When the children came back from the forest, people told them what had happened. During the day it was impossible to go outside because of the German soldiers. Only at night, the eldest Josef went to look for the beaten to death brother. He found his brother in a ditch and took him to the forest because Germans were afraid to go there at night. Josef was holding his brother’s lifeless body and did not know that he was still alive. In the forest, Josef put the child on the ground and heard a weak moan. Little boy’s legs and arms were broken, and, as it was discovered later, his spine was broken as well. The children were afraid to go back to the village and went further to the forest. It is hard to say now for how long the children were going in the forest carrying their brother on fir branches. Then they met a forester, Martyn. He fed the children and hid them in his house. Martyn examined the youngest boy who was still unconscious and told Josef that if they did not find a doctor his brother would die. It was not possible to go back, because the village had been burnt by the Germans. There were partisan detached forces in the forests and Martyn helped the children join the partisans.

Thus the children joined the partisans, the Kovpak brigade. There were many children there. Women and old people did their best to help partisans. When the brigade was leaving the camp, children, old, and injured people were hidden in a big two-meter deep hole covered with fir branches inside. From outside the hole was covered with logs, one meter-high layer of soil and covered with trees on the very top. People stayed for several days in such pits. Children were very quiet, nobody cried, even children as Mikhail who were badly injured were keeping silence. They were very thirsty and hungry. It was especially difficult in winter - people could not see the sunlight for months. Often they heard dogs barking, explosions, but the Germans did not find them.

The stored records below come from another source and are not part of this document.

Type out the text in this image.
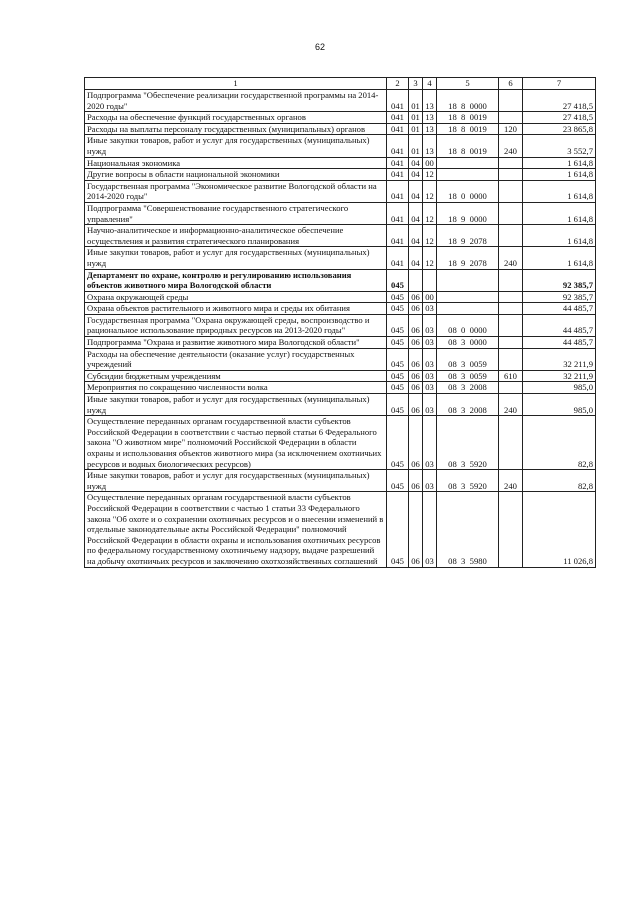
62
1	2	3	4	5	6	7
Подпрограмма "Обеспечение реализации государственной программы на 2014-2020 годы"	041	01	13	18  8  0000		27 418,5
Расходы на обеспечение функций государственных органов	041	01	13	18  8  0019		27 418,5
Расходы на выплаты персоналу государственных (муниципальных) органов	041	01	13	18  8  0019	120	23 865,8
Иные закупки товаров, работ и услуг для государственных (муниципальных) нужд	041	01	13	18  8  0019	240	3 552,7
Национальная экономика	041	04	00			1 614,8
Другие вопросы в области национальной экономики	041	04	12			1 614,8
Государственная программа "Экономическое развитие Вологодской области на 2014-2020 годы"	041	04	12	18  0  0000		1 614,8
Подпрограмма "Совершенствование государственного стратегического управления"	041	04	12	18  9  0000		1 614,8
Научно-аналитическое и информационно-аналитическое обеспечение осуществления и развития стратегического планирования	041	04	12	18  9  2078		1 614,8
Иные закупки товаров, работ и услуг для государственных (муниципальных) нужд	041	04	12	18  9  2078	240	1 614,8
Департамент по охране, контролю и регулированию использования объектов животного мира Вологодской области	045					92 385,7
Охрана окружающей среды	045	06	00			92 385,7
Охрана объектов растительного и животного мира и среды их обитания	045	06	03			44 485,7
Государственная программа "Охрана окружающей среды, воспроизводство и рациональное использование природных ресурсов на 2013-2020 годы"	045	06	03	08  0  0000		44 485,7
Подпрограмма "Охрана и развитие животного мира Вологодской области"	045	06	03	08  3  0000		44 485,7
Расходы на обеспечение деятельности (оказание услуг) государственных учреждений	045	06	03	08  3  0059		32 211,9
Субсидии бюджетным учреждениям	045	06	03	08  3  0059	610	32 211,9
Мероприятия по сокращению численности волка	045	06	03	08  3  2008		985,0
Иные закупки товаров, работ и услуг для государственных (муниципальных) нужд	045	06	03	08  3  2008	240	985,0
Осуществление переданных органам государственной власти субъектов Российской Федерации в соответствии с частью первой статьи 6 Федерального закона "О животном мире" полномочий Российской Федерации в области охраны и использования объектов животного мира (за исключением охотничьих ресурсов и водных биологических ресурсов)	045	06	03	08  3  5920		82,8
Иные закупки товаров, работ и услуг для государственных (муниципальных) нужд	045	06	03	08  3  5920	240	82,8
Осуществление переданных органам государственной власти субъектов Российской Федерации в соответствии с частью 1 статьи 33 Федерального закона "Об охоте и о сохранении охотничьих ресурсов и о внесении изменений в отдельные законодательные акты Российской Федерации" полномочий Российской Федерации в области охраны и использования охотничьих ресурсов по федеральному государственному охотничьему надзору, выдаче разрешений на добычу охотничьих ресурсов и заключению охотхозяйственных соглашений	045	06	03	08  3  5980		11 026,8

Thanks to Kodra dwellers, the elder brother Josef, Forester Martyn, and Kovpak partisans, the children survived in this terrible war. The father, Frantz Martynovich Lissovskiy, was killed in February 1944.

From 1944 to 1946, a 16-year old Josef was taking care of his sisters and organized medical treatment of his brother Misha. Misha was being moved from hospital to another, he was in plaster cast for a year. In spring of 1946 Josef was called up for military service. In the picture children are all together on the day of his going to the army. The youngest Misha, who could not sit or stand up, was leaned to his elder brother. The children were sent to children’s care center, then later to Lyubarskiy children’s home. Misha was sent to hospital (he was disabled for the rest of his life).